After a third hearing on May 29, 2020, ALJ Gontis again denied Yanni’s application for benefits from September 30, 2005, through January 14, 2016. (AR 2159-87.) After Yanni appealed for the third time, the Commissioner voluntarily remanded the matter. (AR 2840-45.) In its Affirmation and Order, the AC found that ALJ Gontis still did not follow the Court’s order to provide an adequate evaluation of Dr. Whalen’s opinions. (AR 2848-55.) On April 7, 2022, ALJ Lindsay held a hearing, at which Yanni, Vocational Witness (“VW”) Thomas Bott, and Medical Expert (“ME”) John Kwock, M.D., testified. (AR 2778-2810.) Yanni was represented by counsel. Id. On May 11, 2022, ALJ Lindsay issued the unfavorable decision now before the Court. (AR 2747-77.)
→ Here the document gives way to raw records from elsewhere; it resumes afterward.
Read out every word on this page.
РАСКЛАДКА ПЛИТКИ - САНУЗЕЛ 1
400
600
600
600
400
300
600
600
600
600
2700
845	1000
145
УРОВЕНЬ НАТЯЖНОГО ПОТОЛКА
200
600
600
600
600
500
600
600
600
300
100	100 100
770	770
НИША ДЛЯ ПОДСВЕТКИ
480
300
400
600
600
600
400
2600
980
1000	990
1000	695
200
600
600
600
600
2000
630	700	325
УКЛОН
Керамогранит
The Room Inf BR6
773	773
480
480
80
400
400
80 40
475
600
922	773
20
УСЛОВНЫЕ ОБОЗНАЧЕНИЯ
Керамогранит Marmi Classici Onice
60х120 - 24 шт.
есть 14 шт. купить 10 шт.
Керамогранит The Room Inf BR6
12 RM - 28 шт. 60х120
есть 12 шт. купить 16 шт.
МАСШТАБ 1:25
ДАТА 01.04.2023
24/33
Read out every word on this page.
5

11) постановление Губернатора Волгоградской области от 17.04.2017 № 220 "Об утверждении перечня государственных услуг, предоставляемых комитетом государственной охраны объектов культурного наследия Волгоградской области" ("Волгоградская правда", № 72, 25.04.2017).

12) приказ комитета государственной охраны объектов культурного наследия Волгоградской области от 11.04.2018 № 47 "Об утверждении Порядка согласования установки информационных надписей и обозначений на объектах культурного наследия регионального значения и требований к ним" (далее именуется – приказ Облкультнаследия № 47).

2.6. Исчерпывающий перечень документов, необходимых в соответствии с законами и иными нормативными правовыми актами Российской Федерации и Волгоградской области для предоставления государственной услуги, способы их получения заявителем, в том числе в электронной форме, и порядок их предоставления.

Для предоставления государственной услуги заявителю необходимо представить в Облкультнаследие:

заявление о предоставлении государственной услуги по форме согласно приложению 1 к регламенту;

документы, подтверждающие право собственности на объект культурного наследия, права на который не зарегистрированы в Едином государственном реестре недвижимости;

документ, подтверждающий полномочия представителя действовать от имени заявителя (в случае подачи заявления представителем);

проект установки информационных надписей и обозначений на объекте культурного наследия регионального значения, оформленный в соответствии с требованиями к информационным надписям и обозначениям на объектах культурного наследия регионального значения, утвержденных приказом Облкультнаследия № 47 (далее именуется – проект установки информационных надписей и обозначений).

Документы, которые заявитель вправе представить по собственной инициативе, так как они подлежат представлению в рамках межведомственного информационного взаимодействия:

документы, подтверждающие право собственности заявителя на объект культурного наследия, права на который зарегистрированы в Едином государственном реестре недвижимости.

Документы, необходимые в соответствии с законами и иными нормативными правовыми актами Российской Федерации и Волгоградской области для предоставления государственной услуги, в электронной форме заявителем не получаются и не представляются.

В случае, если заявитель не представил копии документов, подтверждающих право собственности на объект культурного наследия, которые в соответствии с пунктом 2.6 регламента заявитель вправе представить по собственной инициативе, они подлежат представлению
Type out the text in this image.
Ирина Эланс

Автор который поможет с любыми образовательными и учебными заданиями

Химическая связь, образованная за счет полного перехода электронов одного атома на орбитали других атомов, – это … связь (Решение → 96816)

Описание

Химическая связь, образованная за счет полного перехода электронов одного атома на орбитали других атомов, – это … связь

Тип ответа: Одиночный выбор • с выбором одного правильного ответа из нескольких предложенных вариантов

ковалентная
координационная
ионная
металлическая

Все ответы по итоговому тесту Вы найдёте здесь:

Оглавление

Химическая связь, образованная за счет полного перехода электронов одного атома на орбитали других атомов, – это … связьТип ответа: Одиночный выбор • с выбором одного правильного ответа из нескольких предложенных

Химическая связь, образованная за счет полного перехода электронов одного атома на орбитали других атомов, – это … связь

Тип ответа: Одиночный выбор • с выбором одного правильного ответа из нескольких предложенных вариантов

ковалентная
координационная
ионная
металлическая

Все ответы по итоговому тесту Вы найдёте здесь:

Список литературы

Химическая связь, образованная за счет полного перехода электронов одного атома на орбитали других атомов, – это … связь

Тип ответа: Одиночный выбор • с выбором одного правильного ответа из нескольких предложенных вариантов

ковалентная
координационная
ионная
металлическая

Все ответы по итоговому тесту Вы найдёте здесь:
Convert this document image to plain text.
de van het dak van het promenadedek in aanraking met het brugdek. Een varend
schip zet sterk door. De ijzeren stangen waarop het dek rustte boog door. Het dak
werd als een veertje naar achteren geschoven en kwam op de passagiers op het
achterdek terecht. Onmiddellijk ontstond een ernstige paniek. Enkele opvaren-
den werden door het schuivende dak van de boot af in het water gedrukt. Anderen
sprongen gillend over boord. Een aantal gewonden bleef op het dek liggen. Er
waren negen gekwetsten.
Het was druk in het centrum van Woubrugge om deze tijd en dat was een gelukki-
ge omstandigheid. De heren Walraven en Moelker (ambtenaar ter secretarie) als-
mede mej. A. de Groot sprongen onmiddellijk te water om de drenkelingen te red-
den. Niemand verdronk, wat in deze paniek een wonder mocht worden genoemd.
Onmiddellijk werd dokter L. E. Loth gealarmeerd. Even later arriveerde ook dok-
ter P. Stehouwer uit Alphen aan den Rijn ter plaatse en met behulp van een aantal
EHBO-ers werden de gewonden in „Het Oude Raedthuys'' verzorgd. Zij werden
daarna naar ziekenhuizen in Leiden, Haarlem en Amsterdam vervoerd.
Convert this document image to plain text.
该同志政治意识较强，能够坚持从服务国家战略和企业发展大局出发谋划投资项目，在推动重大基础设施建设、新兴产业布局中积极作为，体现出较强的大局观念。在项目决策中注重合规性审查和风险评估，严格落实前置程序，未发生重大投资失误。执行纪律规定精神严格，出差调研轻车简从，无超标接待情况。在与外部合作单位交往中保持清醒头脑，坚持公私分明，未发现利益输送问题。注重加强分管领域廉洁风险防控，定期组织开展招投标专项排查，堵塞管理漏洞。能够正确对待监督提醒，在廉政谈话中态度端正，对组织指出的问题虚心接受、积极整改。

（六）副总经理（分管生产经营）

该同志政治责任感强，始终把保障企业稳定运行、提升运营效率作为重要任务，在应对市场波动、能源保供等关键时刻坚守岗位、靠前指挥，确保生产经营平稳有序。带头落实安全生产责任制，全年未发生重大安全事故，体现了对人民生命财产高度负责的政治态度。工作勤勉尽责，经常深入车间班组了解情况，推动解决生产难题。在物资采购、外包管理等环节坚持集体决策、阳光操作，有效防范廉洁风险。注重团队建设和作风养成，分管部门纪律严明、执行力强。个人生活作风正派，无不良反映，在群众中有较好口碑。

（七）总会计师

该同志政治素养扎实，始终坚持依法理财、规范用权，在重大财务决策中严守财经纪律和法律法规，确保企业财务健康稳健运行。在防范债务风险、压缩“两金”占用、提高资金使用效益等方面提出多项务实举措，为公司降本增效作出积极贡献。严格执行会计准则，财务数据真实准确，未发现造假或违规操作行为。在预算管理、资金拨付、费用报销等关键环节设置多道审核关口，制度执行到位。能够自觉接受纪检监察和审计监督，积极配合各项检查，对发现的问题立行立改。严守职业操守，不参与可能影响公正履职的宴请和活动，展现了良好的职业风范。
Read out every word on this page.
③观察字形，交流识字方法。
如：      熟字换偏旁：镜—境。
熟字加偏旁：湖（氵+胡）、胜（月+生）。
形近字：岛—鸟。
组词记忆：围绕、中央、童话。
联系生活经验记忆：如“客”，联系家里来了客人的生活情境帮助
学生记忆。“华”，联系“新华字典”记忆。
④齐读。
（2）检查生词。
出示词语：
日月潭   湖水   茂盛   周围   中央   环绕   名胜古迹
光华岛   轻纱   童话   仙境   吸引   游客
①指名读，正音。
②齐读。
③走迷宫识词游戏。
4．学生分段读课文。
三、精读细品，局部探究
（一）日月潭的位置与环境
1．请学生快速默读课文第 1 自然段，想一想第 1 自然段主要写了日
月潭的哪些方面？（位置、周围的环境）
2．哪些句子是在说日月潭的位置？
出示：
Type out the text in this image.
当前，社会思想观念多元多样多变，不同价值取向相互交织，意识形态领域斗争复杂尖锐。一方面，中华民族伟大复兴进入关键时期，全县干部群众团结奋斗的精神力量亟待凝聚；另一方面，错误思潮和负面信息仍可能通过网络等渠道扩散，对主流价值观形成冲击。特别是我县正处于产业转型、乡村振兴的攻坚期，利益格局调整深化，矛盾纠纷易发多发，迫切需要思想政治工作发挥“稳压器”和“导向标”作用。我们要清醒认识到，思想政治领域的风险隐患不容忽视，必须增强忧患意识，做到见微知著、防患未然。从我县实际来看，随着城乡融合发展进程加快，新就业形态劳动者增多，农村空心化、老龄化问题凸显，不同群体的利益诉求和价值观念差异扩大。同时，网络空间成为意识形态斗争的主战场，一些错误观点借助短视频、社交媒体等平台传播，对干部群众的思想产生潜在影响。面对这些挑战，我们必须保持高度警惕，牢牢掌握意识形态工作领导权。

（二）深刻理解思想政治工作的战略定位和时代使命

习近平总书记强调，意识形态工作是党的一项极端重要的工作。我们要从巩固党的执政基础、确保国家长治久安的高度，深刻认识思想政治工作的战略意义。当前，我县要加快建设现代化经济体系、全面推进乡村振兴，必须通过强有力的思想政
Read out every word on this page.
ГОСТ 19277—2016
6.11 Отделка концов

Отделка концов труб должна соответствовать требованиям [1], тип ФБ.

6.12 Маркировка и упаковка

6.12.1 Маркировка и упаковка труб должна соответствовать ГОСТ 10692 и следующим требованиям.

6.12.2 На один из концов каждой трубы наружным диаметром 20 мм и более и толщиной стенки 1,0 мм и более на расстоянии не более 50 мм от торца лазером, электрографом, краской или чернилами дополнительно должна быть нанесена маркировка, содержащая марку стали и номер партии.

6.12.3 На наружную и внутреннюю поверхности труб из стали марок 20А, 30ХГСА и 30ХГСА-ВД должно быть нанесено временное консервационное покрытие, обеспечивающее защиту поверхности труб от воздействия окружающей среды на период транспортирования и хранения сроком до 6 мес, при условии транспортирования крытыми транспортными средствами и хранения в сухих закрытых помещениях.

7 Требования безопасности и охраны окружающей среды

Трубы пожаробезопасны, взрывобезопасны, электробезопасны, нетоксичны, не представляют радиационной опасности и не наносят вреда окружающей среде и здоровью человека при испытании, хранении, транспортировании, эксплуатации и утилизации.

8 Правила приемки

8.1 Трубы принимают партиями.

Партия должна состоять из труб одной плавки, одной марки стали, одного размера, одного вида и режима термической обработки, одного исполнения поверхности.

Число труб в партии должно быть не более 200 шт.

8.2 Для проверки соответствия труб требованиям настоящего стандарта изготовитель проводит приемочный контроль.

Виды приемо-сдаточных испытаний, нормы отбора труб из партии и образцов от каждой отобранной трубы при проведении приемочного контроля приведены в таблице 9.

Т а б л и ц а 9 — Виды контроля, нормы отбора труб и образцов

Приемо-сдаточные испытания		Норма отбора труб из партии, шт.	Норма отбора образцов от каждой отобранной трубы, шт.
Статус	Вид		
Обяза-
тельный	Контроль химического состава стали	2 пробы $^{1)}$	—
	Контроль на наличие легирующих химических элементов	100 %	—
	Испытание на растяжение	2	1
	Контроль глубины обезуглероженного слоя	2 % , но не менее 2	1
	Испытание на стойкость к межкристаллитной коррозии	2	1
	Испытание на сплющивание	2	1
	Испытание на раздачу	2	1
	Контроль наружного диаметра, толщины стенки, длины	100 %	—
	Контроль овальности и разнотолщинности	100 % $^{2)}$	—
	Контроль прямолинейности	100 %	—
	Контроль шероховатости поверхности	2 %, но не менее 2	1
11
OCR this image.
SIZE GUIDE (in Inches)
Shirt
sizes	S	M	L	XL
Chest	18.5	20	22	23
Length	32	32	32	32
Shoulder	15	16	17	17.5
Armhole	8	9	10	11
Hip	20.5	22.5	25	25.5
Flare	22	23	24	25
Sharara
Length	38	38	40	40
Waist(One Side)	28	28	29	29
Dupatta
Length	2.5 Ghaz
Yanni appealed to the AC by filing specific objections and additional evidence in the form of Dr. Whalen’s responses to interrogatories (the Whalen Responses). (AR 2973-76, 3046-49.) The AC found the Whalen Responses did “not show a reasonable probability that [they] would change the outcome of the decision” and “did not exhibit th[at] evidence.” (AR 2707.) In addition, the AC found that ALJ Lindsay had complied with Judge Garza’s mandate. (AR 2706.) The AC’s action made ALJ Lindsay’s decision the final decision of the Commissioner. Doyal v. Barnhart, 331 F.3d 758, 759 (10th Cir. 2003). Yanni appealed that decision to this Court on May 19, 2023. (Doc. 1.) II. The Sequential Evaluation Process and ALJ Lindsay’s Findings “The law defines disability as the inability to do any substantial gainful activity by reason

of any medically determinable physical or mental impairment which can be expected to result in death or which has lasted or can be expected to last for a continuous period of not less than 12 months.” 20 C.F.R. § 416.905(a). In determining whether a claimant is eligible for disability benefits, the Commissioner follows a sequential evaluation process. 20 C.F.R. § 416.920(a)(4);

see also Wall v. Astrue, 561 F.3d 1048, 1052 (10th Cir. 2009). Claimants have the burden at the first four steps of the process to show: (1) they are not “doing substantial gainful activity”; (2) they have a severe impairment or combination of impairments that has lasted or is expected to last for at least one year; and (3) their impairments meet or equal one of the listings in Appendix 1, Subpart P of 20 C.F.R. Pt. 404; or (4) pursuant to the assessment of the claimants’ residual functional capacity (RFC), they are unable to perform their past relevant work. 20 C.F.R § 416.920(a)(4)(i)–(iv); see Grogan v. Barnhart, 399 F.3d 1257, 1261 (10th Cir. 2005). The RFC is an assessment of how claimants’ impairments affect their capacity to work and of what they “can still do despite’ their limitations. SSR 96-2p, 1996 WL

374188, at *4 (July 2, 1996). If the claimant meets “the burden of establishing a prima facie case of disability[,] . . . the burden of proof shifts to the Commissioner at step five to show that the claimant retains sufficient [RFC] to perform work in the national economy, given [the claimant’s] age, education, and work experience.” Grogan, 399 F.3d at 1261; see also 20 C.F.R. § 416.920(a)(4)(v). At Step One, ALJ Lindsay found Yanni had not engaged in substantial gainful activity from September 30, 2005, through January 14, 2016. (AR at 2753.) At Step Two, the ALJ concluded Yanni had the following severe impairments: degenerative disc and joint disease of the lumbar spine; carpel tunnel syndrome; obesity, bipolar disorder, and post-traumatic stress disorder (PTSD). Id.